Sunday, February 17, 2013

The first time I read discusions of "comparative advantage" I thought immediately of the importance of redundancy for stable systems: efficient systems are fragile; stable systems have high levels of redundancy.

I thought these things were truisms. That's why I've had so much trouble (and this is going back years) following arguments predicated on thinking they weren't. [Taleb etc. here]

Economists and philosophers who defend efficiency defend it as a value system, a type of morality that they associate with science and engineering. But they're not engineers.

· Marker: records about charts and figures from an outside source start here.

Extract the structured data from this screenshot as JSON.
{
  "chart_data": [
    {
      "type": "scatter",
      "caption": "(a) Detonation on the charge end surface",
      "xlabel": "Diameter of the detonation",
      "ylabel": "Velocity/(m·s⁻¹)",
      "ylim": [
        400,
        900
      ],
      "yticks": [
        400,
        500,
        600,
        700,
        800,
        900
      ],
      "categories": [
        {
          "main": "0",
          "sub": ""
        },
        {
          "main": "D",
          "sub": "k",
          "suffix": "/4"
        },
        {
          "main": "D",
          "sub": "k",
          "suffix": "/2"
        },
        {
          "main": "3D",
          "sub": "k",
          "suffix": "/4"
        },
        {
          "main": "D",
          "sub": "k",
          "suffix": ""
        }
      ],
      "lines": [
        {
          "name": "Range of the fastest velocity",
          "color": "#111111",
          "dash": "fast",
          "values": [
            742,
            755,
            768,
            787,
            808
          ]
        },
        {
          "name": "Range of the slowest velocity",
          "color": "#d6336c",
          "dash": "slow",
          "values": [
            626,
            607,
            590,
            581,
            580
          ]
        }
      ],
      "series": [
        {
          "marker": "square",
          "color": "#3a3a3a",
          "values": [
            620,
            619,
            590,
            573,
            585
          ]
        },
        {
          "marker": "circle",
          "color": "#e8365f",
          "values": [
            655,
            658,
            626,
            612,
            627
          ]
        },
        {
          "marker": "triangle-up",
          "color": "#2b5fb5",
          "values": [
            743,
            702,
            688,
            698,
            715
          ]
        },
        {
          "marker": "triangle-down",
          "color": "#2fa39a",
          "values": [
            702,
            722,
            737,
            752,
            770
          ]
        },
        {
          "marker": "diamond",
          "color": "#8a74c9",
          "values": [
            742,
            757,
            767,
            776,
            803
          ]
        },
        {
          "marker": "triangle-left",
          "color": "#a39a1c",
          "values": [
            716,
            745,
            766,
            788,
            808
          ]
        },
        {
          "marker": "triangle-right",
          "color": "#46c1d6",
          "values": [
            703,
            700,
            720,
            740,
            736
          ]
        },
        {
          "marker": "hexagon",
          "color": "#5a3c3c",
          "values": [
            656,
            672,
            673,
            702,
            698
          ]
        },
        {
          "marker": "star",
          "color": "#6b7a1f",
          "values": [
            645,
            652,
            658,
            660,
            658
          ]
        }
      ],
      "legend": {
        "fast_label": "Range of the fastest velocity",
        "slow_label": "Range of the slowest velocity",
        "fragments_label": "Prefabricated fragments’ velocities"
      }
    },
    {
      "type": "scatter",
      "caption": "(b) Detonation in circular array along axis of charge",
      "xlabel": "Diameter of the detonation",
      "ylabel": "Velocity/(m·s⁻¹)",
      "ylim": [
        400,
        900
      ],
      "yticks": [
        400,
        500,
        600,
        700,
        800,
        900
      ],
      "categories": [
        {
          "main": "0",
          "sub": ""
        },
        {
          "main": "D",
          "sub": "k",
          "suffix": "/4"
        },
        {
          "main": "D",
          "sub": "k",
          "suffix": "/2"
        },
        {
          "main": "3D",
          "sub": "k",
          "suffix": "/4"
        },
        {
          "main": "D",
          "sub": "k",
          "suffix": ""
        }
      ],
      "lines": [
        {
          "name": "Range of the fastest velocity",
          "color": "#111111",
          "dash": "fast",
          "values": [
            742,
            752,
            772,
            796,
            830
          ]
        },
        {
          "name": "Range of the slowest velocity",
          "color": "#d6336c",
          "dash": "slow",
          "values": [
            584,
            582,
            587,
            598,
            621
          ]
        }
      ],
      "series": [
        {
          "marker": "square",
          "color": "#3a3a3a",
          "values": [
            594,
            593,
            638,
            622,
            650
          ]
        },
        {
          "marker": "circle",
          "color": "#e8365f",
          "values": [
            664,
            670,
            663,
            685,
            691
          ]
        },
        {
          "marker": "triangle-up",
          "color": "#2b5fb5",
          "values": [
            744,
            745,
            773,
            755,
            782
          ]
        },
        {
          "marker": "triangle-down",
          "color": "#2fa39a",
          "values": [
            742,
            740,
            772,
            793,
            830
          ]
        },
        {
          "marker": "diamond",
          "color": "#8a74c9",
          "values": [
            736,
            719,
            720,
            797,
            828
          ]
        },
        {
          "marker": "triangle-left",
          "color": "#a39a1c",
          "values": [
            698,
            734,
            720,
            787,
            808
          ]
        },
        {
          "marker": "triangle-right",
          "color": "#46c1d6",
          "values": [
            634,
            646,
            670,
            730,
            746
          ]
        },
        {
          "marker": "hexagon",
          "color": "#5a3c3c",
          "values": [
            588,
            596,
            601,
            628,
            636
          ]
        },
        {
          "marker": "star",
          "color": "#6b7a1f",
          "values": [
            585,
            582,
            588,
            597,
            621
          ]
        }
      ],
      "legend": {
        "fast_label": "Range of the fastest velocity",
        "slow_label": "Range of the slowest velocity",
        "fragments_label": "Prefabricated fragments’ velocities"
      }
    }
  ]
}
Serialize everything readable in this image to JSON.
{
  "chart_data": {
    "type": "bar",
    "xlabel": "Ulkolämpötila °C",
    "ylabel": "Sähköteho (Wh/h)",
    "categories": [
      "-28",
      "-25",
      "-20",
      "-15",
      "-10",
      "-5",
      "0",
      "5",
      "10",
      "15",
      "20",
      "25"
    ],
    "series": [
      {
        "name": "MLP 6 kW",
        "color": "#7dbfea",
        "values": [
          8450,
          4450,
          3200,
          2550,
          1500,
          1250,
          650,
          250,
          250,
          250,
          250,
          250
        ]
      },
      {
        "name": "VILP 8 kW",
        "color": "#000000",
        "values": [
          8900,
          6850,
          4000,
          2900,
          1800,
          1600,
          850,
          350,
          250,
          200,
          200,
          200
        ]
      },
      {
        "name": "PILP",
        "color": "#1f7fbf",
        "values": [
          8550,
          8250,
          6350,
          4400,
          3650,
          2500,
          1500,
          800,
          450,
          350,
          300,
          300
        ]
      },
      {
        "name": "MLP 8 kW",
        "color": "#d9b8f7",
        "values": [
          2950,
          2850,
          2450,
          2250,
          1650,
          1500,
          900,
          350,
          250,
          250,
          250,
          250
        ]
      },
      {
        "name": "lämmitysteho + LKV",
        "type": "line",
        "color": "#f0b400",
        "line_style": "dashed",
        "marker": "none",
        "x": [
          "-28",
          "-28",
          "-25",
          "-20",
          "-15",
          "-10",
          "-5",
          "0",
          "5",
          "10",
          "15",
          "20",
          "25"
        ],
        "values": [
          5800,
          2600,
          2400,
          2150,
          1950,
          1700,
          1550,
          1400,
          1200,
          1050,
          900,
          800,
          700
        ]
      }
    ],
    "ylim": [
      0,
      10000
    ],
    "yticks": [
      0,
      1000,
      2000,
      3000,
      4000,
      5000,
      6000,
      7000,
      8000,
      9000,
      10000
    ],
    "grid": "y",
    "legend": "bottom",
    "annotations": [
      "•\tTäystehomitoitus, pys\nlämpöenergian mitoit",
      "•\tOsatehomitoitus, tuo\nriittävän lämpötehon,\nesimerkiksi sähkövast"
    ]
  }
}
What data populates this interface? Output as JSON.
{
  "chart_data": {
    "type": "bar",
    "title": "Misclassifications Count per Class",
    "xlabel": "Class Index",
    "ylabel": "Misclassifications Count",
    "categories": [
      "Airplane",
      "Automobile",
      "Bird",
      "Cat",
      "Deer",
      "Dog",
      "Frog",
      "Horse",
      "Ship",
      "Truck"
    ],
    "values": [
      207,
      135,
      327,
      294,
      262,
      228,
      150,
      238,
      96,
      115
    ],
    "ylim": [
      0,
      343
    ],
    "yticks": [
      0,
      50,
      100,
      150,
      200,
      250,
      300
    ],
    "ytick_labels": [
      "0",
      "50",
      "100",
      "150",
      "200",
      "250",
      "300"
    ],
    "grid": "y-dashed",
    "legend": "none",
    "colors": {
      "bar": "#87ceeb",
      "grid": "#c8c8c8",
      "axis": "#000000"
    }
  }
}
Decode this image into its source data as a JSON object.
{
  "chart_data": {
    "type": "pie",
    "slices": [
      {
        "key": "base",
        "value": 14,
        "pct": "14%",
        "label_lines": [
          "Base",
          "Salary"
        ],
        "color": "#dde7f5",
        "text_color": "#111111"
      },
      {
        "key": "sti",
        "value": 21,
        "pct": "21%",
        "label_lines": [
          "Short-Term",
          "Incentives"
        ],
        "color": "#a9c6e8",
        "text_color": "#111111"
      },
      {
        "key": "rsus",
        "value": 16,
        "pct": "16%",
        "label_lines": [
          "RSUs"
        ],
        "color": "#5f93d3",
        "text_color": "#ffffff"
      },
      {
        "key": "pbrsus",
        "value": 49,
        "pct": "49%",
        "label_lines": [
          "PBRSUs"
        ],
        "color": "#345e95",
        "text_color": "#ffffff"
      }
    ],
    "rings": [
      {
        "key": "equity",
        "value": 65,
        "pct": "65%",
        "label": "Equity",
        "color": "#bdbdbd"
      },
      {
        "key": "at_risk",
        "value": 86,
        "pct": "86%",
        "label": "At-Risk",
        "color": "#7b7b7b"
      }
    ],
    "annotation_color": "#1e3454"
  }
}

Writers of financial contracts are called Financial Engineers. And Joseph Yellow Kid Weil was a confidence engineer.

continuing
Leiter, in his post on Dworkin, includes among others a link to a symposium on one of Dworkin's papers [the link to the original paper is dead, but it's available here: pdf], and to his own "review essay" of recent books by and about Dworkin. The Theory of Esoteric Law for me puts the final nails in the coffin of every argument Leiter or Hart could make on the philosophy of law.  Dworkin's evasiveness is part and parcel of the general inability on the part of philosophers to admit to defending an idea to the extent of it being a form of ideological commitment, but besides that Dworkin's arguments describe pretty much the way things actually work. We create and defend narratives and try to find the "right" way to continue them. We try to justify those narratives and those decisions to those around us. Courts may invent new doctrines but the justification of those doctrines is always predicated on them being seen as the continuation of a tradition. They must be recognized, and recognition is a process of situating the unknown among the known. The focus is on continuity not change. Those who pretend that they themselves are not the product of culture will also pretend that their decisions are removed from it. Others will defend their cultural assumptions without being able or willing to articulate them. Scalia won't be remembered as he'd want to be and his desire, and the record of his social interactions, needs to be considered a part of the cultural and linguistic process of law.

Dworkin begins his response to Simon Blackburn by saying "Blackburn doesn't like lawyers…"
Hart was a barrister for 8 years but unlike Dworkin seems not to learned much from it.

"The argument with Balkin is whether we need to sacralize questions in order to avoid sacralizing things."